Jefferson was contradictory, very contradictory relative to our socio-historical location, but probably not more contradictory than Hegel.
As to the Declaration of Independence, we practical-critical (that is revolutionary) activists have to extract a rational kernel like "That whenever any Form of Government becomes destructive to these ends ( of Life, Liberty and pursuit of Happiness) it is the Right of the People to alter or abolish it, and to institute new Government" or "all experience hath shown, that mankind are more disposed to suffer, while evils are sufferable than to right themselves by abolishing the forms to which they are accustomed." The latter gives a long empirical tail to some of today's analyses of self-reification and self-subjagation , and maybe subjection.
Isn't Jefferson one of the lawyers on Law and Order ?
Charles Brown
>>> Rob Schaap <rws at comserver.canberra.edu.au> 02/08 1:10
But Marx wrote the Grundrisse to himself - Butler is writing to us.
And Doug writes of the DecofInd:
'Clear language, yes, but a bunch of crap. Proclaiming a truth as self-evident is a lot easier than arguing the point. And remember, that document was written by a slaveholding anti-urbanite who was in many respects deeply reactionary. Just goes to show that things don't always mean what they seem to mean, even if the prose is as clear as beer pee.'
Still the best practical and inspirational document a Christian liberal capitalist order ever promulgated though. The document is worshipped by most Americans, no?

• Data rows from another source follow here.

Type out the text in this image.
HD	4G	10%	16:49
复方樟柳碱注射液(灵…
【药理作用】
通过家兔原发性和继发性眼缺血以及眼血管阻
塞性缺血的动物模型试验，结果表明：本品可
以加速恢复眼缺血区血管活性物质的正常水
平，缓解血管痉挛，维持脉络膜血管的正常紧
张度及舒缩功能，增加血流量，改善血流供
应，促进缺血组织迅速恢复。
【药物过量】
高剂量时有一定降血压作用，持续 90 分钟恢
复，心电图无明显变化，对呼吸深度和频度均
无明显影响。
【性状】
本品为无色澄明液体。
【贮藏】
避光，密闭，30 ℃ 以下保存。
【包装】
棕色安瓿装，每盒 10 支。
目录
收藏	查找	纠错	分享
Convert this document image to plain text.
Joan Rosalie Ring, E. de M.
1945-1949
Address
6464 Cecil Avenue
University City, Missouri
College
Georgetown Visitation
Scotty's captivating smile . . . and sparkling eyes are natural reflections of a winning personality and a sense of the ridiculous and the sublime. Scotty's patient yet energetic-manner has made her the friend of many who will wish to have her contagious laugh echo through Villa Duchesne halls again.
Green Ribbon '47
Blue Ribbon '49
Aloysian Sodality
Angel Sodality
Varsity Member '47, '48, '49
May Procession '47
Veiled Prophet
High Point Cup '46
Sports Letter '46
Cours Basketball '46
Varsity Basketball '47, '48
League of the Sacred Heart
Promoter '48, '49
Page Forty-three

Ozzies have nothing like that ('cept maybe the Easybeats' 'Friday on my Mind').
And the points it makes did not require argument - it was a manifesto.
Firstly, they spoke in the material interests of America's nascent bourgeoisie and, very probably, everyone else in America who they counted as fully human. And I'm sure women, indigenous Americans, Afro-Americans and a host of others variously oppressed have found handy rhetorical and legally practical tools in the Declaration since.